We’ve also published our first item on our new ISSUU site, which we hope to make more use of in the coming year. If you’re interested in learning more, please get in contact!
Reporting on the UN Sustainable Development Goals
We’ve developed functionality within our Sharepoint site to help academics identify and apply SDGs retrospectively to outputs, facilitating a more accurate picture of which SDGs our communities are working towards. This is important, particularly to those working outside STEM subjects, where SDGs are less likely to be identified by algorithms and other data harvesting tools. We’re hopeful that this data will be a useful source of information to the University which can be analysed in more detail over time.
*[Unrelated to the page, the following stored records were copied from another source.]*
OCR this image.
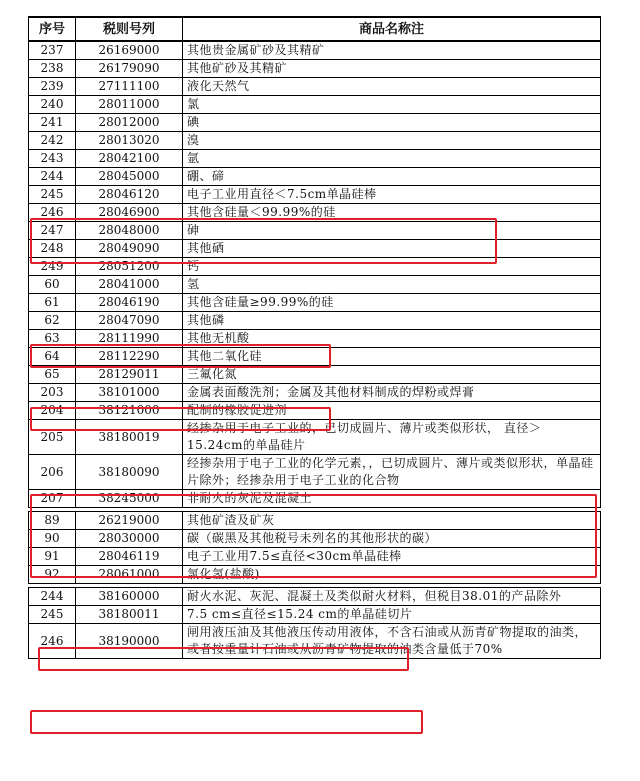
序号	税则号列	商品名称注
237	26169000	其他贵金属矿砂及其精矿
238	26179090	其他矿砂及其精矿
239	27111100	液化天然气
240	28011000	氯
241	28012000	碘
242	28013020	溴
243	28042100	氩
244	28045000	硼、碲
245	28046120	电子工业用直径＜7.5cm单晶硅棒
246	28046900	其他含硅量＜99.99%的硅
247	28048000	砷
248	28049090	其他硒
249	28051200	钙
60	28041000	氢
61	28046190	其他含硅量≥99.99%的硅
62	28047090	其他磷
63	28111990	其他无机酸
64	28112290	其他二氧化硅
65	28129011	三氟化氮
203	38101000	金属表面酸洗剂；金属及其他材料制成的焊粉或焊膏
204	38121000	配制的橡胶促进剂
205	38180019	经掺杂用于电子工业的，已切成圆片、薄片或类似形状， 直径＞15.24cm的单晶硅片
206	38180090	经掺杂用于电子工业的化学元素，，已切成圆片、薄片或类似形状，单晶硅片除外；经掺杂用于电子工业的化合物
207	38245000	非耐火的灰泥及混凝土

89	26219000	其他矿渣及矿灰
90	28030000	碳（碳黑及其他税号未列名的其他形状的碳）
91	28046119	电子工业用7.5≤直径<30cm单晶硅棒
92	28061000	氯化氢(盐酸)

244	38160000	耐火水泥、灰泥、混凝土及类似耐火材料，但税目38.01的产品除外
245	38180011	7.5 cm≤直径≤15.24 cm的单晶硅切片
246	38190000	闸用液压油及其他液压传动用液体，不含石油或从沥青矿物提取的油类，或者按重量计石油或从沥青矿物提取的油类含量低于70%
What does 2023 have in store for us?
Well, we can’t predict the future but we do know that we have to hit the ground running in January with ARR support and, where possible, data match content in Discovery with the ResearchFish submission! But apart from the day to day activities, we’re keeping an eye on the scholarly publishing landscape, increasing our service provision and monitoring changes nationally and internationally that impact on our ability to deliver open research support. These include further investigation of a Rights Retention Strategy, potential future REF strategy and research data curation. During 2023, we also intend to begin work on a new Discovery Research Portal which will offer more variation for Schools, disciplines and individual researchers, and we will be liaising with all key stakeholders as the project progresses.
As always, we look forward to working with you all in the New Year!